1839...

     1839...C'est généralement sur cette année là que commence tout bon livre sur l'histoire de la photographie...Photographie au sens "démocratisation" de l'activité, avec l'invention de deux procédés quasi-simultanés permettant de fixer les images de façon plus stable...si l'on peut dire : Le "Daguerréotype" de Louis-Jacques-Mandé Daguerre, où l'image était fixée sur une plaque de cuivre recouverte d'une couche d'argent et le procédé négatif-positif de William Henry Fox Talbot. Le Daguerréotype offrait des images incroyablement détaillées et "vivantes"...Mais avait la particularité d'être une œuvre unique, non reproductible...Le procédé de Talbot permettait de travailler sur papier et de reproduire plusieurs fois la même image à partir d'un négatif. Au début peu performant, le procédé de Talbot fut amélioré rapidement au fil des décennies et l'on sait qu'il a fini par remporter les suffrages des photographes, avant que le numérique, à la fin du XX eme siècle, n'amène une nouvelle révolution photographique, somme toute logique dans un monde de plus en plus tourné vers l'image numérique. 

Et oui...certains sont surpris de voir des portraits datés du milieu du XIX eme siècle...La photographie est si "vieille" que ça ! 


"Boulevard du Temple"

     Prise par Daguerre en 1838 à Paris , cette image est considérée comme la première photographie connue d'êtres humains. L'image montre une rue animée, mais parce que l'exposition a duré plusieurs minutes, le trafic mobile n'est pas visible . Dans la partie inférieure gauche , cependant, un homme étant apparemment en train de se faire cirer les chaussures apparaît. Son immobilité ayant laissé suffisamment de temps pour que sa silhouette impressionne la plaque, ainsi que le cireur lui-même. Bien sûr, ces deux hommes n'auront jamais eu conscience de ce privilège !

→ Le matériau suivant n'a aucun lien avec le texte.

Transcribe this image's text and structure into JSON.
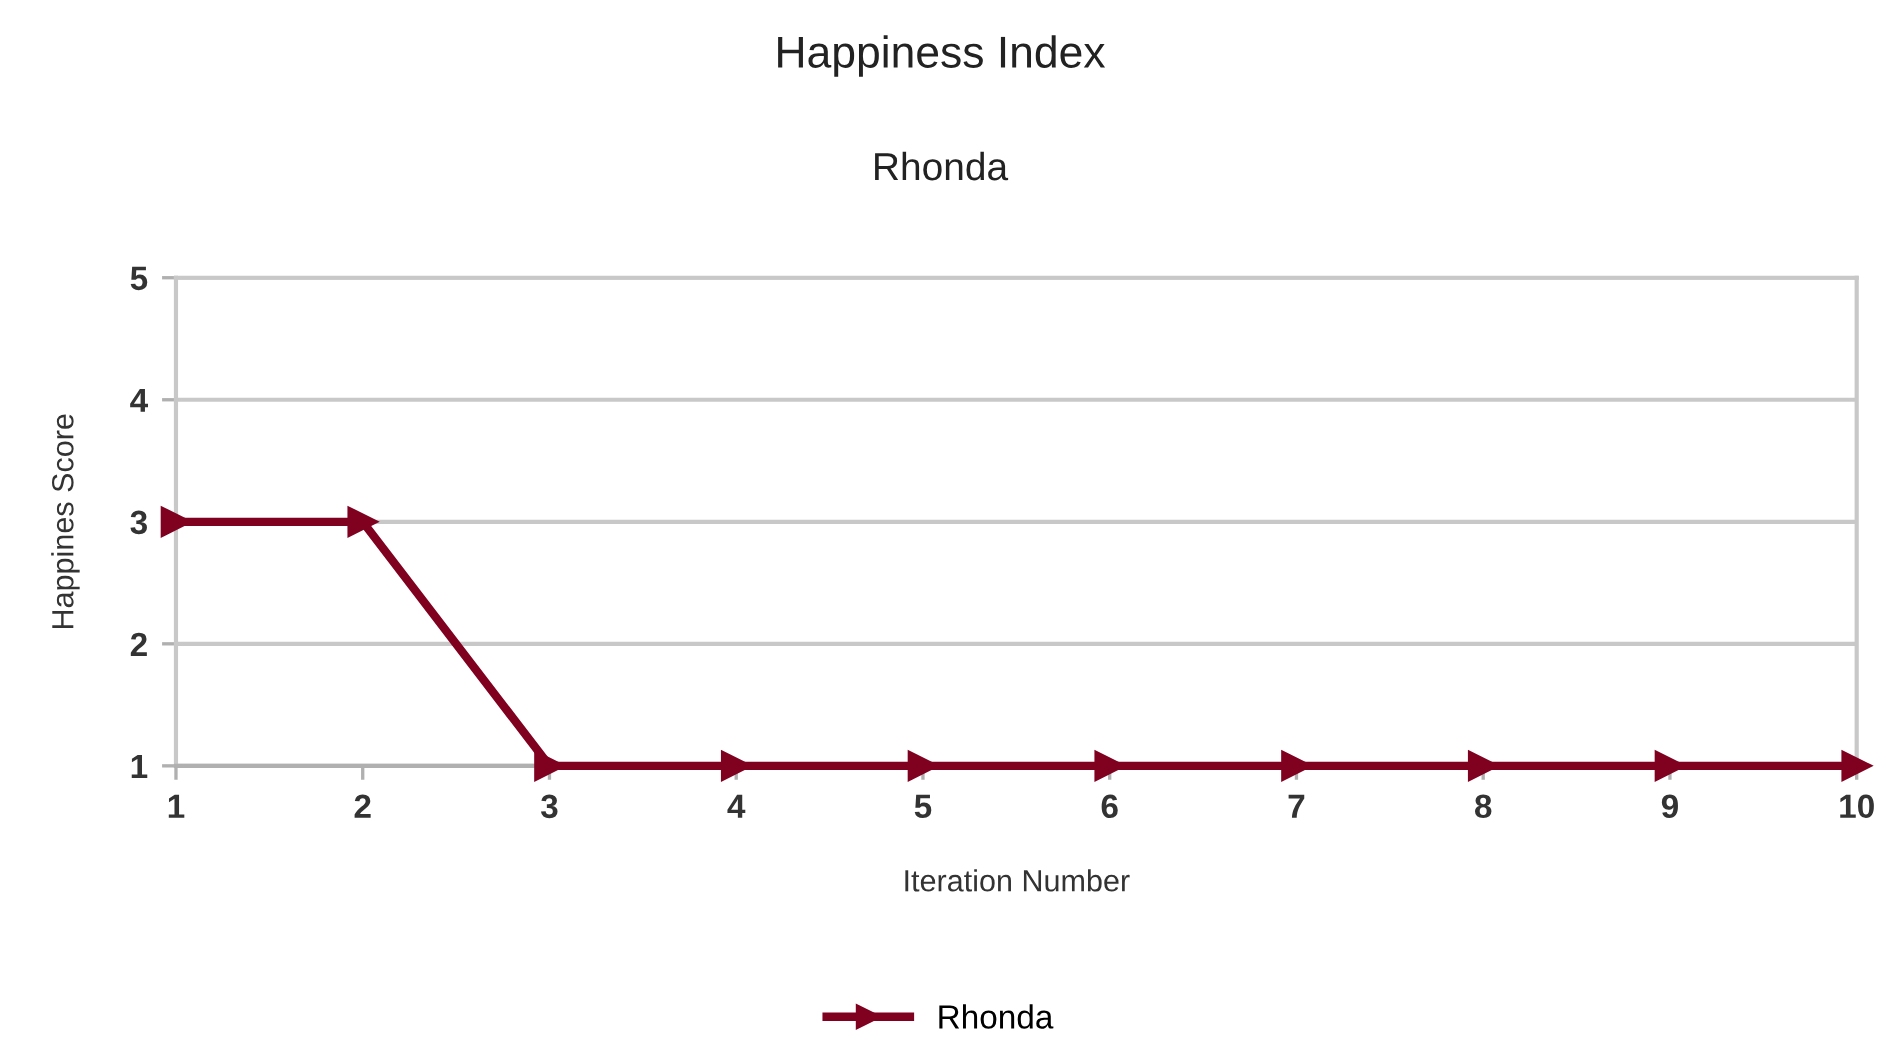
{
  "chart_data": {
    "type": "line",
    "title": "Happiness Index",
    "subtitle": "Rhonda",
    "xlabel": "Iteration Number",
    "ylabel": "Happines Score",
    "x": [
      1,
      2,
      3,
      4,
      5,
      6,
      7,
      8,
      9,
      10
    ],
    "series": [
      {
        "name": "Rhonda",
        "color": "#800020",
        "values": [
          3,
          3,
          1,
          1,
          1,
          1,
          1,
          1,
          1,
          1
        ]
      }
    ],
    "xlim": [
      1,
      10
    ],
    "xticks": [
      1,
      2,
      3,
      4,
      5,
      6,
      7,
      8,
      9,
      10
    ],
    "ylim": [
      1,
      5
    ],
    "yticks": [
      1,
      2,
      3,
      4,
      5
    ],
    "grid": "y",
    "legend": "bottom",
    "marker": "triangle",
    "line_style": "solid"
  }
}
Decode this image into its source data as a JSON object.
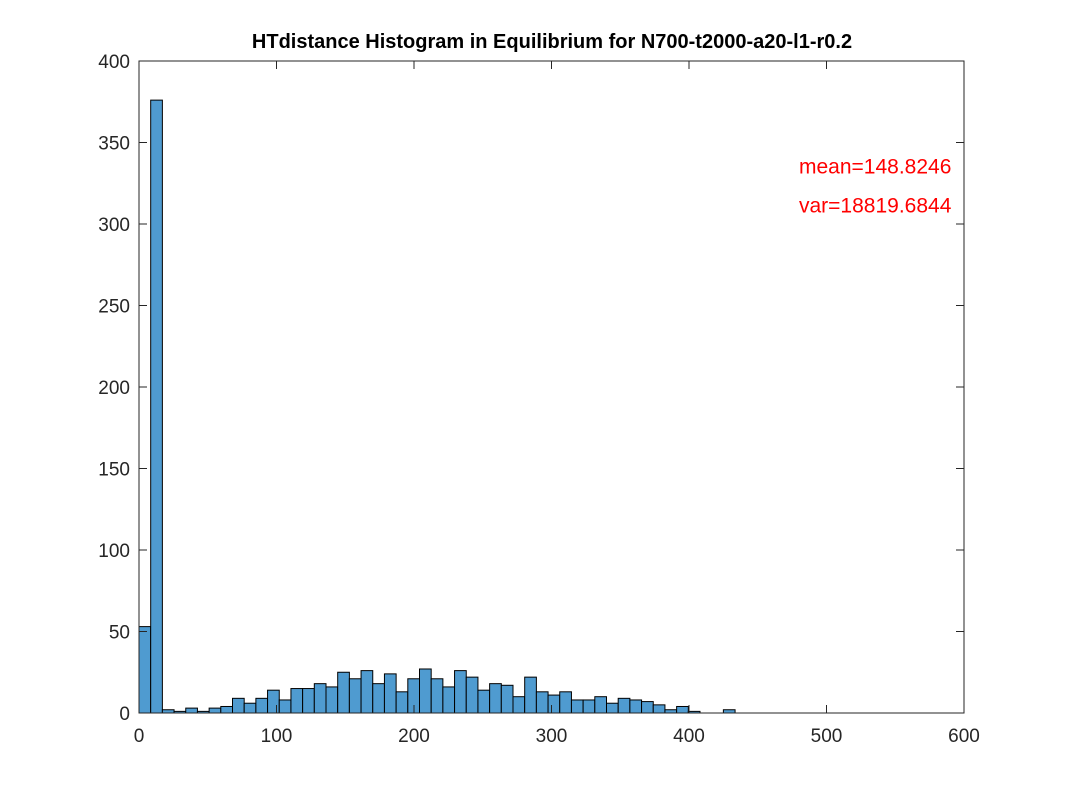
{
  "chart_data": {
    "type": "bar",
    "title": "HTdistance Histogram in Equilibrium for N700-t2000-a20-l1-r0.2",
    "xlabel": "",
    "ylabel": "",
    "xlim": [
      0,
      600
    ],
    "ylim": [
      0,
      400
    ],
    "xticks": [
      0,
      100,
      200,
      300,
      400,
      500,
      600
    ],
    "yticks": [
      0,
      50,
      100,
      150,
      200,
      250,
      300,
      350,
      400
    ],
    "xtick_labels": [
      "0",
      "100",
      "200",
      "300",
      "400",
      "500",
      "600"
    ],
    "ytick_labels": [
      "0",
      "50",
      "100",
      "150",
      "200",
      "250",
      "300",
      "350",
      "400"
    ],
    "bin_width": 8.5,
    "bin_start": 0,
    "values": [
      53,
      376,
      2,
      1,
      3,
      1,
      3,
      4,
      9,
      6,
      9,
      14,
      8,
      15,
      15,
      18,
      16,
      25,
      21,
      26,
      18,
      24,
      13,
      21,
      27,
      21,
      16,
      26,
      22,
      14,
      18,
      17,
      10,
      22,
      13,
      11,
      13,
      8,
      8,
      10,
      6,
      9,
      8,
      7,
      5,
      2,
      4,
      1,
      0,
      0,
      2
    ],
    "bar_color": "#4f9bd0",
    "edge_color": "#000000",
    "grid": false,
    "annotations": [
      {
        "text": "mean=148.8246",
        "x": 480,
        "y": 331,
        "color": "#ff0000"
      },
      {
        "text": "var=18819.6844",
        "x": 480,
        "y": 307,
        "color": "#ff0000"
      }
    ]
  }
}
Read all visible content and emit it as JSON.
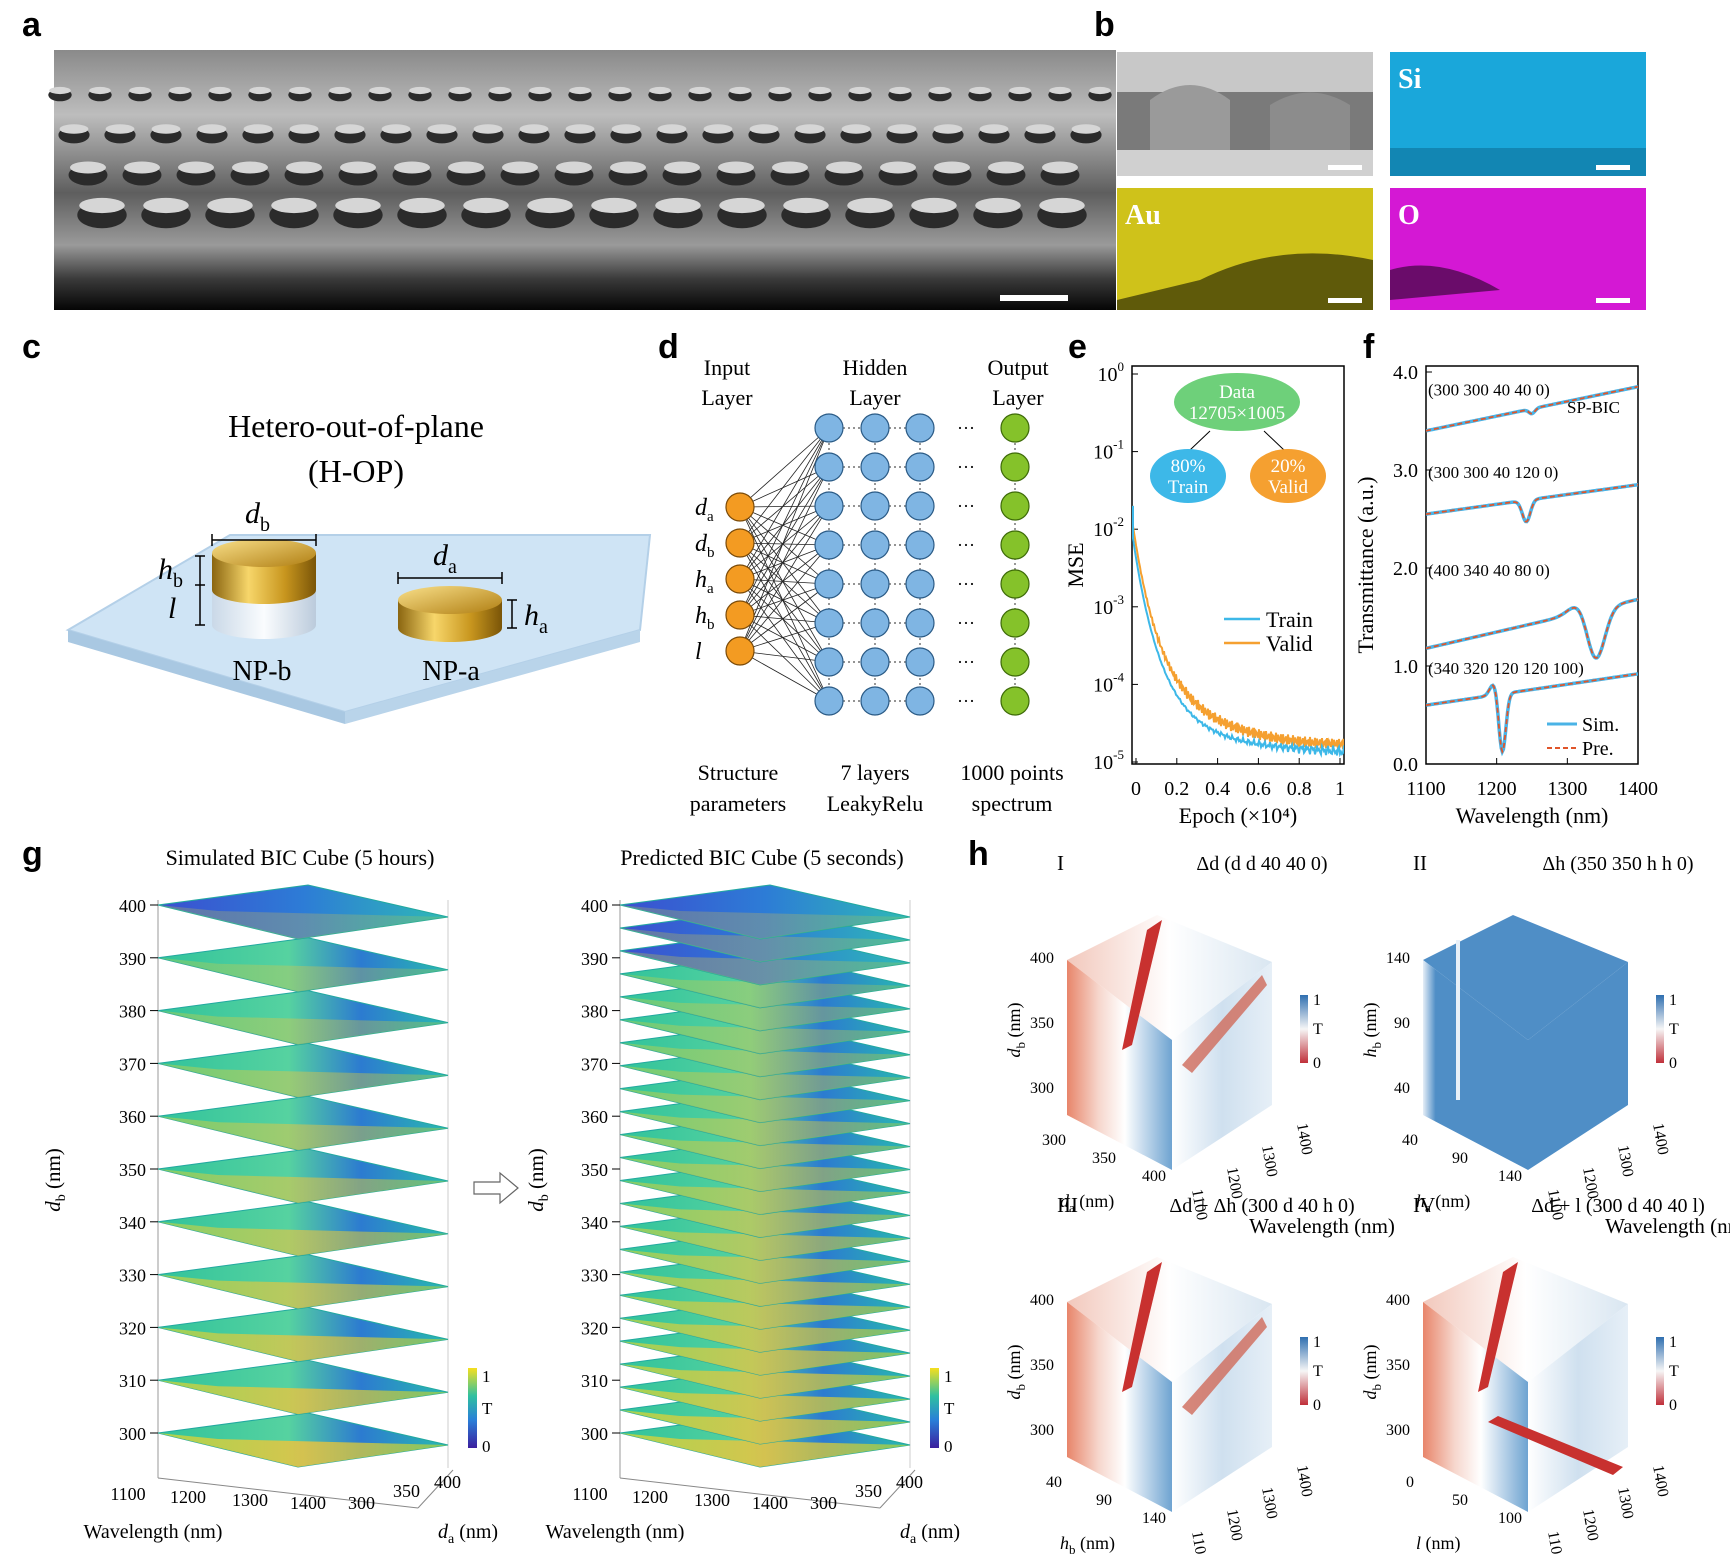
{
  "panels": {
    "a": "a",
    "b": "b",
    "c": "c",
    "d": "d",
    "e": "e",
    "f": "f",
    "g": "g",
    "h": "h"
  },
  "b": {
    "si": "Si",
    "au": "Au",
    "o": "O"
  },
  "c": {
    "title1": "Hetero-out-of-plane",
    "title2": "(H-OP)",
    "db": "d",
    "db_sub": "b",
    "da": "d",
    "da_sub": "a",
    "hb": "h",
    "hb_sub": "b",
    "l": "l",
    "ha": "h",
    "ha_sub": "a",
    "npb": "NP-b",
    "npa": "NP-a"
  },
  "d": {
    "input1": "Input",
    "input2": "Layer",
    "hidden1": "Hidden",
    "hidden2": "Layer",
    "output1": "Output",
    "output2": "Layer",
    "inputs": [
      {
        "v": "d",
        "s": "a"
      },
      {
        "v": "d",
        "s": "b"
      },
      {
        "v": "h",
        "s": "a"
      },
      {
        "v": "h",
        "s": "b"
      },
      {
        "v": "l",
        "s": ""
      }
    ],
    "ellipsis": "···",
    "foot1a": "Structure",
    "foot1b": "parameters",
    "foot2a": "7 layers",
    "foot2b": "LeakyRelu",
    "foot3a": "1000 points",
    "foot3b": "spectrum"
  },
  "e": {
    "ylabel": "MSE",
    "xlabel": "Epoch (×10⁴)",
    "yticks": [
      {
        "b": "10",
        "e": "0"
      },
      {
        "b": "10",
        "e": "-1"
      },
      {
        "b": "10",
        "e": "-2"
      },
      {
        "b": "10",
        "e": "-3"
      },
      {
        "b": "10",
        "e": "-4"
      },
      {
        "b": "10",
        "e": "-5"
      }
    ],
    "xticks": [
      "0",
      "0.2",
      "0.4",
      "0.6",
      "0.8",
      "1"
    ],
    "data1": "Data",
    "data2": "12705×1005",
    "train_pct": "80%",
    "train_lbl": "Train",
    "valid_pct": "20%",
    "valid_lbl": "Valid",
    "legend_train": "Train",
    "legend_valid": "Valid",
    "colors": {
      "train": "#3db8e8",
      "valid": "#f5a030",
      "data": "#6ed07a"
    }
  },
  "f": {
    "ylabel": "Transmittance (a.u.)",
    "xlabel": "Wavelength (nm)",
    "yticks": [
      "4.0",
      "3.0",
      "2.0",
      "1.0",
      "0.0"
    ],
    "xticks": [
      "1100",
      "1200",
      "1300",
      "1400"
    ],
    "labels": [
      "(300 300 40 40 0)",
      "(300 300 40 120 0)",
      "(400 340 40 80 0)",
      "(340 320 120 120 100)"
    ],
    "spbic": "SP-BIC",
    "legend_sim": "Sim.",
    "legend_pre": "Pre.",
    "colors": {
      "sim": "#4ab3e6",
      "pre": "#e0552a"
    }
  },
  "g": {
    "title_left": "Simulated BIC Cube (5 hours)",
    "title_right": "Predicted BIC Cube (5 seconds)",
    "yticks": [
      "400",
      "390",
      "380",
      "370",
      "360",
      "350",
      "340",
      "330",
      "320",
      "310",
      "300"
    ],
    "ylabel": "d",
    "ylabel_sub": "b",
    "ylabel_unit": " (nm)",
    "xticks": [
      "1100",
      "1200",
      "1300",
      "1400"
    ],
    "xlabel": "Wavelength (nm)",
    "zticks": [
      "300",
      "350",
      "400"
    ],
    "zlabel": "d",
    "zlabel_sub": "a",
    "zlabel_unit": " (nm)",
    "cbar_top": "1",
    "cbar_mid": "T",
    "cbar_bot": "0"
  },
  "h": {
    "I": {
      "num": "I",
      "title": "Δd (d  d  40 40 0)"
    },
    "II": {
      "num": "II",
      "title": "Δh (350 350 h  h  0)"
    },
    "III": {
      "num": "III",
      "title": "Δd + Δh (300 d  40 h  0)"
    },
    "IV": {
      "num": "IV",
      "title": "Δd + l (300 d  40 40 l)"
    },
    "db_ticks": [
      "400",
      "350",
      "300"
    ],
    "hb_ticks": [
      "140",
      "90",
      "40"
    ],
    "da_ticks": [
      "300",
      "350",
      "400"
    ],
    "ha_ticks": [
      "40",
      "90",
      "140"
    ],
    "l_ticks": [
      "0",
      "50",
      "100"
    ],
    "wl_ticks": [
      "1100",
      "1200",
      "1300",
      "1400"
    ],
    "wl_label": "Wavelength (nm)",
    "cbar_top": "1",
    "cbar_mid": "T",
    "cbar_bot": "0"
  }
}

© Louis-Jacques-Mandé Daguerre - 1838

La Photographie post-mortem ou funéraire

     Voici un genre photographique particulier et qui peut mettre mal à l'aise, je le conçois. Cependant, la photographie n'a été qu'un outil de cette pratique...Avant l'essor de la photographie au XIX eme siècle, il était nécessaire de faire appel à un peintre pour garder un souvenir visuel d'un proche décédé. Peintures souvent longues à réaliser et surtout coûteuses...La photographie a pemis de démocratiser cette pratique, avec un paroxisme à la fin des années 1800. Ce genre d'image nous choquerait vraisemblablement aujourd'hui, d'autant que la forte démocratisation de la photographie permet de nos jours de garder, dans toutes les familles, des portraits réalisés de leur vivant de personnes défuntes. Or, à l'époque, c'était une pratique courante pour garder un souvenir visuel du défunt, en particulier si il s'agissait d'un enfant, leur mortalité étant encore très importante en cette fin de XIX eme siècle.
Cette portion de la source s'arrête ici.